[Qemu-devel] converging around a single guest agent
Barak Azulay
bazulay at redhat.com
Wed Nov 16 06:48:13 UTC 2011
On Tuesday 15 November 2011 21:45:42 Perry Myers wrote:
> On 11/15/2011 01:08 PM, Subhendu Ghosh wrote:
> > On 11/15/2011 01:01 PM, Perry Myers wrote:
> >> On 11/15/2011 12:24 PM, Barak Azulay wrote:
> >>> Hi,
> >>>
> >>> One of the breakout sessions during the ovirt workshop [1] was about
> >>> the guest
> >>> tools, and focused mainly on the ovirt-guest-agent [2].
> >>>
> >>> One of the issues discussed there, was the various existing guest
> >>> agents out
> >>> there, and the need to converge the efforts to a single agent that
> >>> will serve
> >>> all.
> >>>
> >>> while 4 agents were mentioned (Matahari, vdagent, qemu-ga&
> >>> ovirt-guest-agent)
> >>> during that discussion, we narrowed it down to 2 candidates:
> >>>
> >>> qemu-ga (aka virt-agent):
> >>> -------------------------
> >>> - Qemu specific - it was aimed for specific qemu needs (mainly
> >>> quiesce guest
> >>> I/O)
> >>> - Communicates directly with qemu (not implemented yet)
> >>> - Supports ?
> >>> - So far linux only
> >>> - written in C
> >>>
> >>> Ovirt-guest-agent:
> >>> ------------------
> >>> - Has been around for a long time (~5 years) - considered stable
> >>> - Started as rhevm specific but evolved a lot since then
> >>> - Currently the only fully functional guest agent available for ovirt
> >>> - Written in python
> >>> - Some VDI related sub components are written in C& C++
> >>> - Supports a well defined list of message types / protocol [3]
> >>> - Supports the folowing guest OSs
> >>>
> >>> Linux: RHEL5, RHEL6 F15, F16(soon)
> >>> Windows: xp, 2k3 (32/64), w7 (32/64), 2k8 (32/64/R2)
> >>>
> >>> The need to converge is obvious, and now that ovirt-guest-agent is
> >>> opensourced
> >>> under the ovirt stack, and since it already produces value for
> >>> enterprise
> >>> installations, and is cross platform, I offer to join hands around
> >>> ovirt-
> >>> guest-agent and formalize a single code base that will serve us all.
> >>>
> >>> git @ git://gerrit.ovirt.org/ovirt-guest-agent
> >>>
> >>> Thoughts ?
> >>
> >> +1
> >>
> >> The only downside that I concretely heard from folks re:
> >> ovirt-guest-agent was that it is written in Python.

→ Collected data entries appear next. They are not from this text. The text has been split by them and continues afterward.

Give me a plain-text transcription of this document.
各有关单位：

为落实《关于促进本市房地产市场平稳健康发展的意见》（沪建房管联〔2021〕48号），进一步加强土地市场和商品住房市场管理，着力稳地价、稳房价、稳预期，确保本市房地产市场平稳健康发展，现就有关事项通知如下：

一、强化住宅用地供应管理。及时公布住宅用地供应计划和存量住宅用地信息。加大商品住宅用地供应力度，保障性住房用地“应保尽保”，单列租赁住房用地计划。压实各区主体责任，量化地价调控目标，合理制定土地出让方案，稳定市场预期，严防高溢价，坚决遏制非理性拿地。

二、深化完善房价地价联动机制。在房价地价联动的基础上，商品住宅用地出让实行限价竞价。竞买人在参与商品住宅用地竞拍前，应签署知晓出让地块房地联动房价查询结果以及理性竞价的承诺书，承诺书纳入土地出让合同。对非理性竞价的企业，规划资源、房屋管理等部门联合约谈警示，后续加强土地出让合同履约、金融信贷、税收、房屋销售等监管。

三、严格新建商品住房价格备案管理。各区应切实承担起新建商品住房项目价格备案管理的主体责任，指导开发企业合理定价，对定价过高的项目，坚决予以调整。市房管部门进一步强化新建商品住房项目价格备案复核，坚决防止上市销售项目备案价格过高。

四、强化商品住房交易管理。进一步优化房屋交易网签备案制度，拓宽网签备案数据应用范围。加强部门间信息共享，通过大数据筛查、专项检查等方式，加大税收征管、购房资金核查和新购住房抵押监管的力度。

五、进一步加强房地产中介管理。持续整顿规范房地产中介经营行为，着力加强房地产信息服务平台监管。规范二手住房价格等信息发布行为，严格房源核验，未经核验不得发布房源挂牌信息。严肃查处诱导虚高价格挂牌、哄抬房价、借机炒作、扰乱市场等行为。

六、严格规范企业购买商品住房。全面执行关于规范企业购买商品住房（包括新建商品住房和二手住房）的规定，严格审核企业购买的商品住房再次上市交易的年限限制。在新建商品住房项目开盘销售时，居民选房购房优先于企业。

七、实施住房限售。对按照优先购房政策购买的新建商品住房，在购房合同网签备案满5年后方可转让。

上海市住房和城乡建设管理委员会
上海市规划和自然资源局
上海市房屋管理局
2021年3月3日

Two thoughts there:
> >>
> >> 1. On Windows it is compiled to an executable, so no separate python
> >>
> >> stack needed
> >>
> >> 2. ovirt-guest-agent is not very large and does not bring in a lot
> >>
> >> (any?) additional python class dependencies above/beyond the core
> >> language and interpreter. Given this, the chances of dealing with
> >> python stack issues are probably minimal and also the overhead of
> >> including _just_ the base python interpreter in a given guest OS is
> >> very lightweight. Core python RPM in F16 is about 80k.
The ovirt-guest-agent also depends on pywin32 package
(http://sourceforge.net/projects/pywin32/files/) for windows platforms
> >>
> >> Perry
> >
> > If you needed WMI enablement on Windows - could you support that with
> > this arch?
>
> I'm not a WMI expert, but google search first result on 'python WMI'
> turned up:
>
> http://timgolden.me.uk/python/wmi/index.html
As the ovirt-guest-agent the above package uses also pywin32.